In theorie is alles eenvoudig. Maar in de praktijk?
'Auteur, waarom bonkt u op de open deur? - een andere lezer zal het vragen. - Het is immers duidelijk dat de door u beschreven methoden voor het opsporen van Amerikaanse kernonderzeeërs in de USSR werden gebruikt en nog steeds worden gebruikt in de Russische Federatie. Wat wil je nog meer?"
Eigenlijk niet veel. Zodat alle verkregen statistieken grondig worden geanalyseerd op het hoogste niveau, en vreest voor de "eer van het uniform", zonder angst om een "politiek incorrecte conclusie" te trekken, zonder angst om iemands hooggeplaatste maïs uit te roeien. Zodat volgens de resultaten van de analyse de optimale vormen en gebieden van gevechtsdiensten (oceaan, kust "bastions", gebieden onder het ijs, enz.) werden gevonden. Zodat op basis van al het bovenstaande specifieke doelen en taken werden bepaald die door de algemene strijdkrachten van de vloot moeten worden opgelost om de inzet van SSBN's te dekken. Voor ervaren marine-analytische officieren om deze taken om te zetten in prestatiekenmerken en het aantal schepen, vliegtuigen, helikopters en andere middelen die nodig zijn om de gevechtsstabiliteit van de marinecomponent van de strategische nucleaire strijdkrachten te waarborgen.
En zodat op basis van dit alles uiteindelijk de richtingen van prioritaire R&D werden bepaald en het scheepsbouwprogramma van de Russische marine werd gevormd.
Maar misschien wordt dit allemaal al gedaan, en nu? Helaas, als je ziet hoe onze staatsbewapeningsprogramma's worden gevormd, twijfel je daar elk jaar meer en meer aan.
We bouwen een reeks nieuwste SSBN's met tamtam, maar we 'glijden' eerlijk gezegd af op de mijnenvegers die nodig zijn om onderzeeërcruisers naar zee te brengen. We zijn van plan tientallen fregatten en korvetten te bouwen - en hun energiecentrales te 'vergeten', van plan om ze in Oekraïne of Duitsland te kopen, zonder de productie in Rusland te lokaliseren. We hebben dringend schepen uit de nabije zee nodig, maar in plaats van een licht en goedkoop korvet te maken op basis van project 20380, beginnen we er een raketkruiser van project 20385 van te maken zonder vijf minuten. En dan weigeren we de schepen van project 20385, omdat het, zie je, te wegen zijn. De auteur is het er volledig mee eens dat ze te duur zijn, maar let op, de vraag is - waarom hebben de verantwoordelijke personen dit pas ontdekt na de aanleg van twee schepen in het kader van het project 20385? De hoge bouwkosten waren immers al in de ontwerpfase duidelijk. Oké, laten we aannemen dat het beter laat is dan nooit. Maar als we er zelf al achter zijn gekomen dat 20385 te duur is voor een korvet, waarom dan begonnen met de bouw van een nog duurder schip van project 20386?

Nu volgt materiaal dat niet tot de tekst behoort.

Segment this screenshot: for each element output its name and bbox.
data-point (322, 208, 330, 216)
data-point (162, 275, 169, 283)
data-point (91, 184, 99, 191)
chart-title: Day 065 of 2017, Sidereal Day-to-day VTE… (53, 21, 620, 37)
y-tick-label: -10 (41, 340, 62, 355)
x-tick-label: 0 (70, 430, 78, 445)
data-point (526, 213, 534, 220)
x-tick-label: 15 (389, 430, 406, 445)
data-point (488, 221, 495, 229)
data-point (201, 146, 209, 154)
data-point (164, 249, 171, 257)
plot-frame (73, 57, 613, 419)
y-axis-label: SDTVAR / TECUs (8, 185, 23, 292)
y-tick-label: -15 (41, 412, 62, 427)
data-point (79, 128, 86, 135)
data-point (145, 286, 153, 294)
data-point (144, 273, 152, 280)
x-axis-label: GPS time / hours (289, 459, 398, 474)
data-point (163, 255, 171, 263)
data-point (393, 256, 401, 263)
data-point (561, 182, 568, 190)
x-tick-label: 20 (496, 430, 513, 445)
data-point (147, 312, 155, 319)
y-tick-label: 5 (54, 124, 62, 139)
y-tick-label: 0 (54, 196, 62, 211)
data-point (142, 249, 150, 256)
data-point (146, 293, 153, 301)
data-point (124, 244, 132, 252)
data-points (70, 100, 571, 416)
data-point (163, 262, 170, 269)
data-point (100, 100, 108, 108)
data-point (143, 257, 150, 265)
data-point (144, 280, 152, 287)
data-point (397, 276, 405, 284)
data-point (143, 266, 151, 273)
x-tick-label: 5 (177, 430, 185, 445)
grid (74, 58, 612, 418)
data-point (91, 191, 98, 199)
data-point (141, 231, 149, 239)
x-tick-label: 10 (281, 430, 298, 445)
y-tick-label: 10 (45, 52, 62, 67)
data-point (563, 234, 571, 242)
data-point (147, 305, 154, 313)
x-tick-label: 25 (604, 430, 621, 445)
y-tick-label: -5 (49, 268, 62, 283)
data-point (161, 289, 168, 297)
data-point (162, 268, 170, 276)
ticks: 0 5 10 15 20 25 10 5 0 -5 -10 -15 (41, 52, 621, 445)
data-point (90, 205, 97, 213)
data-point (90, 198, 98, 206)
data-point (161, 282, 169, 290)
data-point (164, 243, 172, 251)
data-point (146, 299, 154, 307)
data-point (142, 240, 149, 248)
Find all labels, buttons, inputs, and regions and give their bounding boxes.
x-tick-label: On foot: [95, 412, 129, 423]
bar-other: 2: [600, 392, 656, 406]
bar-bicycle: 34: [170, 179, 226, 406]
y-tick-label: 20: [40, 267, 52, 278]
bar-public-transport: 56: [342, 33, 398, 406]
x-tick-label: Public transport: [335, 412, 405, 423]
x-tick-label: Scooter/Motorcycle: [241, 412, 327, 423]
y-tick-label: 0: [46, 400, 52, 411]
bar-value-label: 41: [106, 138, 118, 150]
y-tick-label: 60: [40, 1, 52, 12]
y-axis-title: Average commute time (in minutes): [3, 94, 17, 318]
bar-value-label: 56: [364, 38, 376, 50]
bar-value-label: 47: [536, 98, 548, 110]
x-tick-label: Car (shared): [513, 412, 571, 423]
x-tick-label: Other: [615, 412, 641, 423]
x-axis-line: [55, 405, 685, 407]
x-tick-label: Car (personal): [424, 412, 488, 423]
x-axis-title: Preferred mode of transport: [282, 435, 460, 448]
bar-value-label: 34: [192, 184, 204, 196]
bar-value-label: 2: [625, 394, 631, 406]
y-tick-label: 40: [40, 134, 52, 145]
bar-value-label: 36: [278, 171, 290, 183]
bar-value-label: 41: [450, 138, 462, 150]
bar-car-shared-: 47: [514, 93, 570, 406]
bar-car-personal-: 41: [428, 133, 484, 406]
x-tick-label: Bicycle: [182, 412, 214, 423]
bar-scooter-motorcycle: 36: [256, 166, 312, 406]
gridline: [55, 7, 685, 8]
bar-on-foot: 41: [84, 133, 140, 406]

En zo zijn er nog veel meer van dit soort vragen. En het enige antwoord op hen zal alleen de groeiende overtuiging zijn dat de term "consistentie", zonder welke een enigszins gevechtsklare militaire vloot vandaag onmogelijk is, niet van toepassing is op de constructie van de Russische marine van vandaag.
Met andere woorden, de auteur twijfelt er niet aan dat de vloot noodzakelijkerwijs de nieuwste Borei-A en Yaseni-M zal "testen", hun capaciteiten in de praktijk zal controleren, zoals ze zeggen, in omstandigheden die dicht bij gevechten liggen. Maar het feit dat deze kostbare ervaring correct zal worden gebruikt, dat op basis daarvan de plannen voor R&D en de bouw van de Russische marine zullen worden aangepast, zijn er twijfels, en zeer groot.